[][src]Crate rsdict

'RsDict' data structure that supports both rank and select over a bitmap.

This crate is an implementation of Navarro and Providel, "Fast, Small, Simple Rank/Select On Bitmaps", with heavy inspiration from a Go implementation.

use rsdict::RsDict;

let mut r = RsDict::new();
r.push(false);
r.push(true);
r.push(true);
r.push(false);

// There's one bit set to the left of index 2.
assert_eq!(r.rank(2, true), 1);

// The index of the second (zero-indexed as 1) bit is 3.
assert_eq!(r.select(1, false), Some(3));

Implementation notes

First, we store the bitmap in compressed form. Each block of 64 bits is stored with a variable length code, where the length is determined by the number of bits set in the block (its "class"). Then, we store the classes (i.e. the number of bits set per block) in a separate array, allowing us to iterate forward from a pointer into the variable length buffer.

To allow efficient indexing, we then break up the input into LARGE_BLOCK_SIZE blocks and store a pointer into the variable length buffer per block.
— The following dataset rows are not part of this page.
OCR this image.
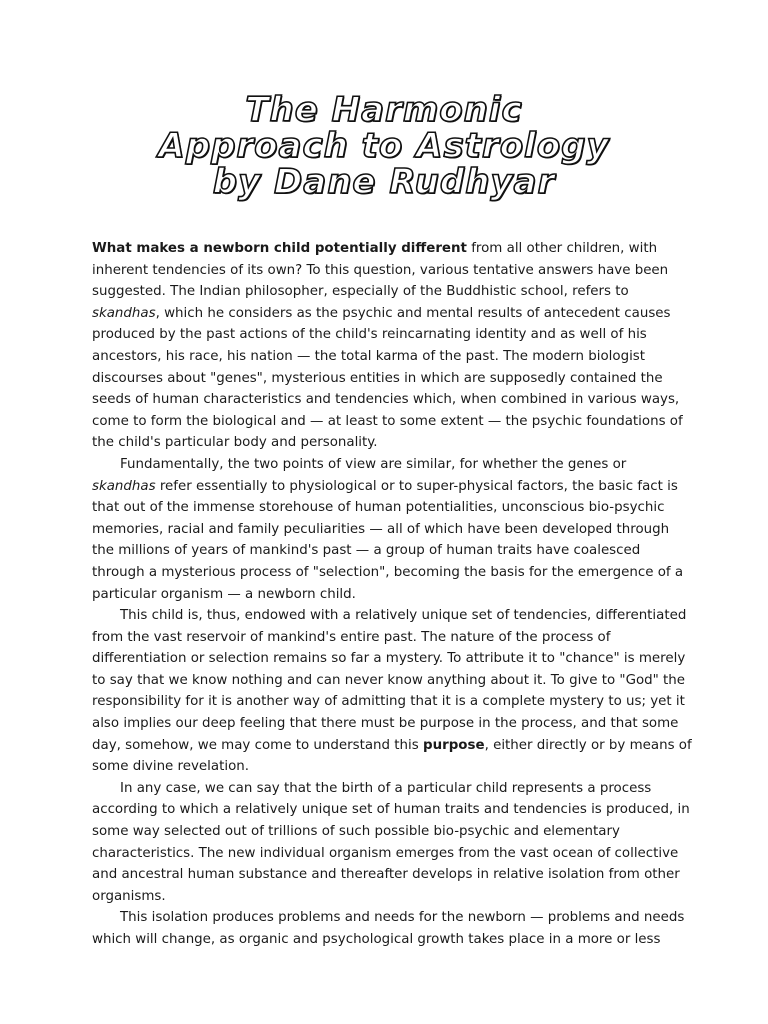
The Harmonic
Approach to Astrology
by Dane Rudhyar

What makes a newborn child potentially different from all other children, with inherent tendencies of its own? To this question, various tentative answers have been suggested. The Indian philosopher, especially of the Buddhistic school, refers to skandhas, which he considers as the psychic and mental results of antecedent causes produced by the past actions of the child's reincarnating identity and as well of his ancestors, his race, his nation — the total karma of the past. The modern biologist discourses about "genes", mysterious entities in which are supposedly contained the seeds of human characteristics and tendencies which, when combined in various ways, come to form the biological and — at least to some extent — the psychic foundations of the child's particular body and personality.

Fundamentally, the two points of view are similar, for whether the genes or skandhas refer essentially to physiological or to super-physical factors, the basic fact is that out of the immense storehouse of human potentialities, unconscious bio-psychic memories, racial and family peculiarities — all of which have been developed through the millions of years of mankind's past — a group of human traits have coalesced through a mysterious process of "selection", becoming the basis for the emergence of a particular organism — a newborn child.

This child is, thus, endowed with a relatively unique set of tendencies, differentiated from the vast reservoir of mankind's entire past. The nature of the process of differentiation or selection remains so far a mystery. To attribute it to "chance" is merely to say that we know nothing and can never know anything about it. To give to "God" the responsibility for it is another way of admitting that it is a complete mystery to us; yet it also implies our deep feeling that there must be purpose in the process, and that some day, somehow, we may come to understand this purpose, either directly or by means of some divine revelation.

In any case, we can say that the birth of a particular child represents a process according to which a relatively unique set of human traits and tendencies is produced, in some way selected out of trillions of such possible bio-psychic and elementary characteristics. The new individual organism emerges from the vast ocean of collective and ancestral human substance and thereafter develops in relative isolation from other organisms.

This isolation produces problems and needs for the newborn — problems and needs which will change, as organic and psychological growth takes place in a more or less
As with other rank structures, we also store a precomputed rank from the beginning of the large block.

Finally, we store precomputed indices for selection in separate arrays. For every SELECT_BLOCK_SIZEth bit, we maintain a pointer to the large block this bit falls in. We also do the same for zeros.

Then, we can compute ranks by consulting the large block rank and then iterating over the small block classes before our desired position. Once we've found the boundary small block, we can then decode it and compute the rank within the block. The choice of variable length code allows computing its internal rank without decoding the entire block.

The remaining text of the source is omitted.